Chemists have identified six molecules that can react with a highly toxic gas to produce a blue fluorescent signal (Anal. Chem., DOI: 10.1021/ac300737g). The compounds could find use in a color-based phosgene sensor for the plastics industry, where the gas is commonly used to make building blocks for the materials, the researchers say.
Commercial phosgene sensors detect the notoriously toxic gas based on its characteristic absorption of infrared light. Researchers have also developed sensors that detect the gas using a color-changing material. But these materials change color mainly in the presence of the gas’s chemical cousin triphosgene, not phosgene itself.
Pradip Kundu and Kuo Chu Hwang, both at National Tsing Hua University, in Taiwan, wanted to design a simple color-changing sensor for phosgene and thought the chemical’s reactivity could help.
The carbonyl of a phosgene molecule can react with two electron-rich groups, such as amines, alcohols, or carboxylic acids. The researchers wanted to find compounds with two such groups. They envisioned phosgene grabbing the two reactive groups and connecting them to form an additional aromatic ring, which could make the molecule fluoresce.
The two chemists identified six molecules of that type in chemical catalogs. They dissolved each molecule in chloroform and bubbled phosgene into the liquid.

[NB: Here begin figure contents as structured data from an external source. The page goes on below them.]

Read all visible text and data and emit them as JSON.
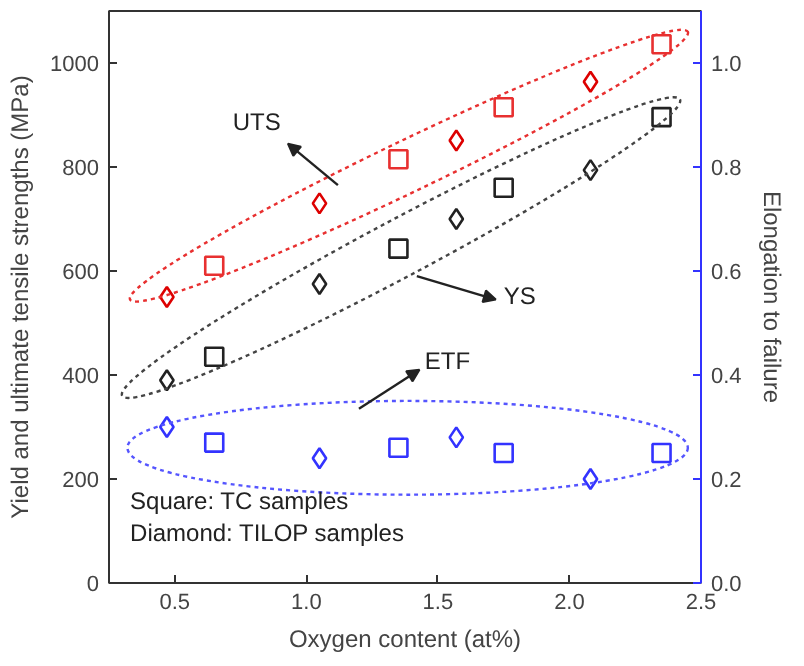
{
  "chart_data": {
    "type": "scatter",
    "xlabel": "Oxygen content (at%)",
    "ylabel": "Yield and ultimate tensile strengths (MPa)",
    "y2label": "Elongation to failure",
    "xlim": [
      0.25,
      2.5
    ],
    "xticks": [
      0.5,
      {
        "value": 1.0,
        "label": "1.0"
      },
      1.5,
      {
        "value": 2.0,
        "label": "2.0"
      },
      2.5
    ],
    "ylim": [
      0,
      1100
    ],
    "yticks": [
      0,
      200,
      400,
      600,
      800,
      1000
    ],
    "y2lim": [
      0,
      1.1
    ],
    "y2ticks": [
      {
        "value": 0,
        "label": "0.0"
      },
      0.2,
      0.4,
      0.6,
      0.8,
      {
        "value": 1,
        "label": "1.0"
      }
    ],
    "grid": false,
    "series": [
      {
        "color": "#e83030",
        "marker": "square",
        "x": [
          0.65,
          1.35,
          1.75,
          2.35
        ],
        "values": [
          610,
          815,
          915,
          1036
        ]
      },
      {
        "color": "#dd0000",
        "marker": "diamond",
        "x": [
          0.47,
          1.05,
          1.57,
          2.08
        ],
        "values": [
          550,
          730,
          851,
          964
        ]
      },
      {
        "color": "#222222",
        "marker": "square",
        "x": [
          0.65,
          1.35,
          1.75,
          2.35
        ],
        "values": [
          435,
          643,
          760,
          896
        ]
      },
      {
        "color": "#222222",
        "marker": "diamond",
        "x": [
          0.47,
          1.05,
          1.57,
          2.08
        ],
        "values": [
          390,
          575,
          700,
          794
        ]
      },
      {
        "color": "#3333ff",
        "marker": "square",
        "axis": "y2",
        "x": [
          0.65,
          1.35,
          1.75,
          2.35
        ],
        "values": [
          0.27,
          0.26,
          0.25,
          0.25
        ]
      },
      {
        "color": "#3333ff",
        "marker": "diamond",
        "axis": "y2",
        "x": [
          0.47,
          1.05,
          1.57,
          2.08
        ],
        "values": [
          0.3,
          0.24,
          0.28,
          0.2
        ]
      }
    ],
    "annotations": [
      "UTS",
      "YS",
      "ETF",
      "Square: TC samples",
      "Diamond: TILOP samples"
    ]
  }
}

Each molecule fluoresced weakly before it reacted with phosgene. When the ring formed, the resulting molecules shined bright blue. The molecule most sensitive to the presence of phosgene, (2E)-3-(2-aminophenyl)-2-propenoic acid, started producing visible fluorescence at a phosgene concentration of 1 nM, about 160 to 400 times more sensitive than commercial gas-phase phosgene detectors.
“There is still a lot of room for improvement,” Hwang says, for real-world applications of the method. For example, to test air samples for low concentrations of phosgene, companies would need to bubble large volumes of air through the sensing solution; Hwang notes that the researchers need to devise a way to prevent the sensing solution from evaporating under those conditions.